Il faut enquêter sur les exactions commises par les paramilitaires et autoriser l'accès à la région somalienne fermée

(Nairobi, le 28 mai 2012) – Une force paramilitaire éthiopienne soutenue par le gouvernement a exécuté sommairement 10 hommes lors d'une opération en mars 2012 dans la région somalienne située dans l'est de l’Éthiopie, a déclaré Human Rights Watch aujourd'hui. Des informations détaillées sur les meurtres et autres exactions commis par la force connue sous le nom de « police Liyu » ne sont apparues qu’à la suite d’une mission d'enquête menée en avril par Human Rights Watch dans le Somaliland, qui jouxte l’Éthiopie.

Le 16 mars, un membre de la police Liyu a abattu un résident du village de Raqda, dans le district de Gashaamo de la région somalienne, qui tentait de protéger un autre villageois. Ce jour-là, des hommes de Raqda ont riposté en tuant sept membres de la police Liyu, provoquant une opération de représailles lancée les 16 et 17 mars dans quatre villages par des dizaines de membres de la police Liyu. Au cours de cette opération, les membres de la police Liyu ont exécuté sommairement au moins 10 hommes qui étaient sous leur garde, ont tué au moins 9 résidents dans des fusillades qui ont suivi, ont enlevé au moins 24 hommes et pillé des dizaines de boutiques et de maisons.

« L'assassinat de plusieurs membres de la police Liyu ne justifie pas les représailles brutales de cette force de police contre la population locale », a déclaré Leslie Lefkow, directrice adjointe de la division Afrique à Human Rights Watch. « Les exactions de la police Liyu dans la région somalienne mettent en évidence la nécessité urgente pour le gouvernement éthiopien de contrôler cette police hors-la-loi. »

Le gouvernement éthiopien devrait obliger les responsables des massacres et d’autres exactions à rendre des comptes et prévenir de futures violations par la police, a ajouté Human Rights Watch.

Les autorités éthiopiennes ont créé la police Liyu (« spéciale » en amharique) dans la région somalienne en 2007 quand un conflit armé entre les insurgés du Front de libération nationale de l'Ogaden (Ogaden National Liberation Front, ONLF) et le gouvernement a dégénéré.
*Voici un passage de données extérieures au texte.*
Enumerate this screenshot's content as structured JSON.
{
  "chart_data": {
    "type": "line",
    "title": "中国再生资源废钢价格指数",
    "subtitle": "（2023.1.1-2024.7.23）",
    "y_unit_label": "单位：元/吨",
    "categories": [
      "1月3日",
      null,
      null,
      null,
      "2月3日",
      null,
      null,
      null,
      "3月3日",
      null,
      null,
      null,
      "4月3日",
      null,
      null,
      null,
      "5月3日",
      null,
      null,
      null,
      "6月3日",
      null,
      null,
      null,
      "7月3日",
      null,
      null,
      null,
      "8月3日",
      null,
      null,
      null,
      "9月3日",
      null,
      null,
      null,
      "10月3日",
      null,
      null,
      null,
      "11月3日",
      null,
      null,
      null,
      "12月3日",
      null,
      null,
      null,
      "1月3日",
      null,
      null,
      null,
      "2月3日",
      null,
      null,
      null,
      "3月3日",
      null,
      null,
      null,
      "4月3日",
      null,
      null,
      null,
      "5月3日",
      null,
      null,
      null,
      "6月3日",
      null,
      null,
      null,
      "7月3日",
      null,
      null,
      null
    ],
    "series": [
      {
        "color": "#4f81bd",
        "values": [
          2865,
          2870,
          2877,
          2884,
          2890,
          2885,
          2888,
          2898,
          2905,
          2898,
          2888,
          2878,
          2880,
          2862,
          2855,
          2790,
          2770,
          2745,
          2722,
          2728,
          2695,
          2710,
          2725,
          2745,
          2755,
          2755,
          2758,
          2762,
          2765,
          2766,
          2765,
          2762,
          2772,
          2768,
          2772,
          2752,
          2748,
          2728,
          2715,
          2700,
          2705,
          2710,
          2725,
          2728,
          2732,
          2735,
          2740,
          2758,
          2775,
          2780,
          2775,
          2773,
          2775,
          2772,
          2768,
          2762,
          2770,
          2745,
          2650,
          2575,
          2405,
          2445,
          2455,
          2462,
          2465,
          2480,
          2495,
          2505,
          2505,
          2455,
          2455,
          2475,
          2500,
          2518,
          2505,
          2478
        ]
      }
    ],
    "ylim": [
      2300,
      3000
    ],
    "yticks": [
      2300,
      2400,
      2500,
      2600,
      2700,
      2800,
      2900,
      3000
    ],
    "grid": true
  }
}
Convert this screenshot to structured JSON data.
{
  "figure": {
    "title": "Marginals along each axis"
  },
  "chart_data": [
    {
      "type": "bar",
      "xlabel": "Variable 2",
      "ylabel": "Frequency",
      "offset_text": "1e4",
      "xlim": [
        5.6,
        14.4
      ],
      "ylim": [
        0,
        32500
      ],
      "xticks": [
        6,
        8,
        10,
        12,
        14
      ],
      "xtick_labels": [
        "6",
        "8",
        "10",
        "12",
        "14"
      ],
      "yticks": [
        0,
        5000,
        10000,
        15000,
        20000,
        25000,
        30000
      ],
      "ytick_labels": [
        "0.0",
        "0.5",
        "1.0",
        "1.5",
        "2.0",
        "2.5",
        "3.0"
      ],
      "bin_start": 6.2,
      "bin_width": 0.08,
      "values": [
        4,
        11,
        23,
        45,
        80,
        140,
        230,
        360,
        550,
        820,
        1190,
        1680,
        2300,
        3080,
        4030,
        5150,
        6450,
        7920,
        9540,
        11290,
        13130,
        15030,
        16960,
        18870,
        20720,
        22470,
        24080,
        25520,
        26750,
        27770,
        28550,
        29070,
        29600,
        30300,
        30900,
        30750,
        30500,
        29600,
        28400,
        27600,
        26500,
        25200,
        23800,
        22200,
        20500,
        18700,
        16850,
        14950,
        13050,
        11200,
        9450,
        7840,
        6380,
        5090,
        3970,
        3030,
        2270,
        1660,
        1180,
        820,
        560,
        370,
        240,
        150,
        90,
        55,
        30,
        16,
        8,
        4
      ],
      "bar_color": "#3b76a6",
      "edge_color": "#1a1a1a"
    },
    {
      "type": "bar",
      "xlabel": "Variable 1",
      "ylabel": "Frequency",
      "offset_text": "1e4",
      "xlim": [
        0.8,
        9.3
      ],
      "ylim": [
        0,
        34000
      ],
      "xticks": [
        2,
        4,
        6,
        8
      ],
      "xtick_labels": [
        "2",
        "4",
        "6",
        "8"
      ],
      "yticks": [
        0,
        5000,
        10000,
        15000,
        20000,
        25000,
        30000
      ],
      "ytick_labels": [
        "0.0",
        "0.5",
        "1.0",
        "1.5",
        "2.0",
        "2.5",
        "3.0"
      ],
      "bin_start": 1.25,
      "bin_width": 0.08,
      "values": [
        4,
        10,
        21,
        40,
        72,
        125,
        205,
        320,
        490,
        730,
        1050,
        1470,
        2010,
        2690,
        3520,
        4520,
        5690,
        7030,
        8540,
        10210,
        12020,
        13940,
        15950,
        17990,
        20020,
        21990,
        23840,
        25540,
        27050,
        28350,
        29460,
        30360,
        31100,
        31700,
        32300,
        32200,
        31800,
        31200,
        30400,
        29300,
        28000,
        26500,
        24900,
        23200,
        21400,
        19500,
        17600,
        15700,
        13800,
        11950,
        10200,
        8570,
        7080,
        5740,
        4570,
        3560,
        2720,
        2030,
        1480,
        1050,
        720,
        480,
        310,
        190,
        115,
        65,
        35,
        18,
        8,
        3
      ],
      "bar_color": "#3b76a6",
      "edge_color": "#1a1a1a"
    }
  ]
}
En 2008, la police Liyu est devenue une force contre-insurrectionnelle de premier plan recrutée et dirigée par le chef de la sécurité régionale à l'époque, Abdi Mohammed Omar (connu sous le nom de « Abdi Illey »), qui est maintenant le président de l’État régional somalien.
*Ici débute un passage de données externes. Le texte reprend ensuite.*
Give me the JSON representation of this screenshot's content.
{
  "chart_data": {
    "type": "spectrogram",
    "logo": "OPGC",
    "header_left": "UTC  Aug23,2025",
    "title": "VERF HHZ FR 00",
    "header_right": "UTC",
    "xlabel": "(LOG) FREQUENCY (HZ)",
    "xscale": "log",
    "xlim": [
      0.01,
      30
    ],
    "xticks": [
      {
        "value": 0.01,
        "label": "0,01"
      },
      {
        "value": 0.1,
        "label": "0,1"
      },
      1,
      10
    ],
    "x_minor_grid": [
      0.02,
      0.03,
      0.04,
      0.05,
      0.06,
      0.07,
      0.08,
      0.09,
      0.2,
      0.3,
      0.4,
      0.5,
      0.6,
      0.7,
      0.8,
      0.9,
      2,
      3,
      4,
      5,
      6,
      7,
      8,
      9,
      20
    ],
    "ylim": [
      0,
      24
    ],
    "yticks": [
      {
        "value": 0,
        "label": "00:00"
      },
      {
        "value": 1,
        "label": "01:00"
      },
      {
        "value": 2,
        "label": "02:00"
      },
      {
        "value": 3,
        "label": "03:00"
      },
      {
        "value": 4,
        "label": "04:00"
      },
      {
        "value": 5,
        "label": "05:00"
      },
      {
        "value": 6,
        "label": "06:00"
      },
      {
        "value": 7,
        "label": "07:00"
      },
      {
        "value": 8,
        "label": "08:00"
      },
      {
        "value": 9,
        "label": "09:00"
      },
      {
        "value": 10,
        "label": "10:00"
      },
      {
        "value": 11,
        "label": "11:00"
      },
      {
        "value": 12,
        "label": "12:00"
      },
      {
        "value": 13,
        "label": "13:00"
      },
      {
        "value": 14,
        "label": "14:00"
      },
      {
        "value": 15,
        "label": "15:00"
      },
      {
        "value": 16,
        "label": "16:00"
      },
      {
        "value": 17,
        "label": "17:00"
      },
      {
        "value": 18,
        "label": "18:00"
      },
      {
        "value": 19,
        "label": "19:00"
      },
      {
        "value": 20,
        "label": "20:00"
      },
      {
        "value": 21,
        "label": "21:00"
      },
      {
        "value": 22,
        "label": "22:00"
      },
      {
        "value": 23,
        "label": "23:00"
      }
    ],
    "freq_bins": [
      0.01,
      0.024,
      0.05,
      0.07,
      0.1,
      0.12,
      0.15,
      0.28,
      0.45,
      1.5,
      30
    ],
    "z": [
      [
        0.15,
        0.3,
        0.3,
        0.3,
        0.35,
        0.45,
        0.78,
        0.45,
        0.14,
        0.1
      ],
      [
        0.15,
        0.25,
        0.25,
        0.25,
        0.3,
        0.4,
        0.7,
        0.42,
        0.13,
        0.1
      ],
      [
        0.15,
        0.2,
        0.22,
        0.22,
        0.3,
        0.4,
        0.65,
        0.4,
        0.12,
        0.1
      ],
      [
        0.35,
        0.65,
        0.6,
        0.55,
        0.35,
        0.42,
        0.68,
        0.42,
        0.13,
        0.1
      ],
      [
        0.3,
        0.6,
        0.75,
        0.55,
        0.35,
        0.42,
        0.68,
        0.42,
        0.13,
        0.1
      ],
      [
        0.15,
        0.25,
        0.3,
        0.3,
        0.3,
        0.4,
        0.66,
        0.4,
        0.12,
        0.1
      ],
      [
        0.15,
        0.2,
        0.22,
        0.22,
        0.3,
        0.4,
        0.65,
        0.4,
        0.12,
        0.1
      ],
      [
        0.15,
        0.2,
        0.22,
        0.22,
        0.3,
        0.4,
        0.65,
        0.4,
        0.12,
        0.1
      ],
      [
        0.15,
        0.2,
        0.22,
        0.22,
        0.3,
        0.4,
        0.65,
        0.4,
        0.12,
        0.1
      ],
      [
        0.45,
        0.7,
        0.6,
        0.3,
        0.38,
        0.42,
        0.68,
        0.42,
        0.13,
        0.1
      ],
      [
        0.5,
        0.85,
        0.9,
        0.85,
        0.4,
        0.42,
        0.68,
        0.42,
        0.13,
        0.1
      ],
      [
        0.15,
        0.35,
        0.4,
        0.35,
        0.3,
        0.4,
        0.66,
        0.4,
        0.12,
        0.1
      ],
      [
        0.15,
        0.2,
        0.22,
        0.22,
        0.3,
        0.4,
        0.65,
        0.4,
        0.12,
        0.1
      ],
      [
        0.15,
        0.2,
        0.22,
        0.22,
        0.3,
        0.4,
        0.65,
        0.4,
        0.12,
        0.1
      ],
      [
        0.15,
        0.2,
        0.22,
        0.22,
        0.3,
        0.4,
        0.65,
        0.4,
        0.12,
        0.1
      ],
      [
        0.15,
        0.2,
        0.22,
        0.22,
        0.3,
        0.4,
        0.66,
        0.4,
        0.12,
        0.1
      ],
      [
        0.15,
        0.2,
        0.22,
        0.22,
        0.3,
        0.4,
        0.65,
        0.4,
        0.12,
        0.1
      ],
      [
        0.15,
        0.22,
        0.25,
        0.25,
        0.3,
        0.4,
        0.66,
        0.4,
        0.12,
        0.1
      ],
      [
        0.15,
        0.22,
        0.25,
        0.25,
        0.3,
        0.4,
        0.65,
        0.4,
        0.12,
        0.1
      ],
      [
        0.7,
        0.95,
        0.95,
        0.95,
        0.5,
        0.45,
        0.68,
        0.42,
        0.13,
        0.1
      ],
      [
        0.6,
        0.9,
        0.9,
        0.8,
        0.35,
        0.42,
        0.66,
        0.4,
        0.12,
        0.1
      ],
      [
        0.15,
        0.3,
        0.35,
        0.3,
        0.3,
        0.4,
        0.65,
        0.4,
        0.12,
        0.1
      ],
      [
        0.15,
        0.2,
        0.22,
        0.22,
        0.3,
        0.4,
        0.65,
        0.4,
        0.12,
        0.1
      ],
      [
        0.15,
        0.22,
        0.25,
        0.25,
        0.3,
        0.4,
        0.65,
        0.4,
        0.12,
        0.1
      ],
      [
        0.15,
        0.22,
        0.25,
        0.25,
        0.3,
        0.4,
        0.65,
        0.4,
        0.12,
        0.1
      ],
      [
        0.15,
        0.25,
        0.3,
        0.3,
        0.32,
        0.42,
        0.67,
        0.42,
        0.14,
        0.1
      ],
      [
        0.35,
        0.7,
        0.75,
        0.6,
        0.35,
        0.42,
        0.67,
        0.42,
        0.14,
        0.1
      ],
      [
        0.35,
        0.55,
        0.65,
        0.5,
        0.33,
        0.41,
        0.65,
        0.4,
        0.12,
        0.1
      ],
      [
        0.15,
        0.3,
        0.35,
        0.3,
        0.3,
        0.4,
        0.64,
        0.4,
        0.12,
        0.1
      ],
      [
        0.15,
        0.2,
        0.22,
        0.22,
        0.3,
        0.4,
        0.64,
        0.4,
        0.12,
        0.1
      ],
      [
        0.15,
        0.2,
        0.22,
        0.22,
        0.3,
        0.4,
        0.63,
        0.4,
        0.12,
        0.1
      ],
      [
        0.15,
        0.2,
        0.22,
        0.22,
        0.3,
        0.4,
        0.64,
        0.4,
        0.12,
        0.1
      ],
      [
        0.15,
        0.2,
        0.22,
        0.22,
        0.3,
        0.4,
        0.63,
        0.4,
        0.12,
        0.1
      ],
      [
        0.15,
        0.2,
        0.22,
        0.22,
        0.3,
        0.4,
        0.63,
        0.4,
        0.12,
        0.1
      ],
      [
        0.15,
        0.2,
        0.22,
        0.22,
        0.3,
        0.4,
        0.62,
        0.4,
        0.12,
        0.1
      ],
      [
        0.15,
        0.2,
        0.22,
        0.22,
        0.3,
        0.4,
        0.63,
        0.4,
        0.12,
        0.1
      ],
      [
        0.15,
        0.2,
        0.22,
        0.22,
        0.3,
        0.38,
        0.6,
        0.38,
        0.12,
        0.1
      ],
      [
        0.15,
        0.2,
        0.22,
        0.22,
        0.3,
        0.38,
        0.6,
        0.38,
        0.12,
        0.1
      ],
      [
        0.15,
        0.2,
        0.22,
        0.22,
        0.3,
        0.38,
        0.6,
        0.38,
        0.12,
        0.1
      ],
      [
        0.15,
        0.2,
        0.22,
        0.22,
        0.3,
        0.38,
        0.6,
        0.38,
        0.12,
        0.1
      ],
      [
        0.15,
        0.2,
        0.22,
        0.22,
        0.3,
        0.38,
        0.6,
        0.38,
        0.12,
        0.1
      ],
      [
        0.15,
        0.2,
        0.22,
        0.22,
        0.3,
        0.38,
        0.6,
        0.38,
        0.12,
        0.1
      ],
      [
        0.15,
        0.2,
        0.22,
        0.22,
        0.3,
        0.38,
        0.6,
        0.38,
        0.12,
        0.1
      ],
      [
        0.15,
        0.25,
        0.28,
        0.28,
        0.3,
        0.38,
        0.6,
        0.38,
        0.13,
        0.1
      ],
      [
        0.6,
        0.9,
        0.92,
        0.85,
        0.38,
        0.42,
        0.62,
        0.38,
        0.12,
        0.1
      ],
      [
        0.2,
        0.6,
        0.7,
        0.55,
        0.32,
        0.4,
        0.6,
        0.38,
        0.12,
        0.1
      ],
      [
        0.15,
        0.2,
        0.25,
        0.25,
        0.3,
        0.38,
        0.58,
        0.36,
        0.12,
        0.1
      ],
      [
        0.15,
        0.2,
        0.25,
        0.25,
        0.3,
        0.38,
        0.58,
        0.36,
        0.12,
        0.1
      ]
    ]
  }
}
La police Liyu a été impliquée dans de nombreuses exactions graves contre des civils dans toute la région somalienne dans le cadre d’opérations anti-insurrectionnelles, selon Human Rights Watch. Le statut juridique de cette police n'est pas clair, mais des sources crédibles ont informé Human Rights Watch que les membres ont reçu une formation, des uniformes, des armes et des salaires du gouvernement éthiopien par le biais des autorités régionales.

Human Rights Watch a mené des entretiens auprès de 30 victimes, des membres de famille des victimes et des témoins des incidents de mars provenant de quatre villages qui s’étaient réfugiés au Somaliland en franchissant la frontière et qui ont fait des récits détaillés des événements.
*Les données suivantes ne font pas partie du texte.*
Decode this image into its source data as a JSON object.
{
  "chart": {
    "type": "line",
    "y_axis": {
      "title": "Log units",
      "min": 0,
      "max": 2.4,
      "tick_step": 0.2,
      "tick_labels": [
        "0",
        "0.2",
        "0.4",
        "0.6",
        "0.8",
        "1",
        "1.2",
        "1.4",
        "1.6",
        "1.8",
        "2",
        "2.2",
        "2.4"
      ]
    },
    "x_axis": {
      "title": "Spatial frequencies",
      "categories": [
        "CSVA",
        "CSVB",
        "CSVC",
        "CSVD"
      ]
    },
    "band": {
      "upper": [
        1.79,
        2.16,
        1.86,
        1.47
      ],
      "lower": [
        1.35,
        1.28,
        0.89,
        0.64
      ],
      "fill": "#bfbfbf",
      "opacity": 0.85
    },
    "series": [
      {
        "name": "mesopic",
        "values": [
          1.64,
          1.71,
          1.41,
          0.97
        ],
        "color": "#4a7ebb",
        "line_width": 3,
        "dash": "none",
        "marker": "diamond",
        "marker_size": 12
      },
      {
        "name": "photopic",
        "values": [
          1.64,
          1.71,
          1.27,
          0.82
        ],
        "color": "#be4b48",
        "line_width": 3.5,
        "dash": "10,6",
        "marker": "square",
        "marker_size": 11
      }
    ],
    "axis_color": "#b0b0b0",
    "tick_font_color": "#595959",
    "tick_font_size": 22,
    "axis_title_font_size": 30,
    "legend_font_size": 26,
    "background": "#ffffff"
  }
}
Des témoins ont indiqué à Human Rights Watch que le soir du 16 mars, la police Liyu est retournée à Raqda à la suite des affrontements survenus avec la communauté plus tôt dans la journée et qui avaient causé la mort de sept membres de la police. Le lendemain matin, le 17 mars, la police Liyu a rassemblé 23 hommes à Raqda et les a fait monter dans un camion en direction de Galka, un village voisin. En cours de route, la police Liyu a arrêté le camion, a ordonné à cinq hommes choisis au hasard de descendre, et les a abattus au bord du chemin. « Trois policiers leur ont tiré dessus », a expliqué un détenu à Human Rights Watch. « Ils leur ont tiré dans le front et les épaules : trois balles par personne. »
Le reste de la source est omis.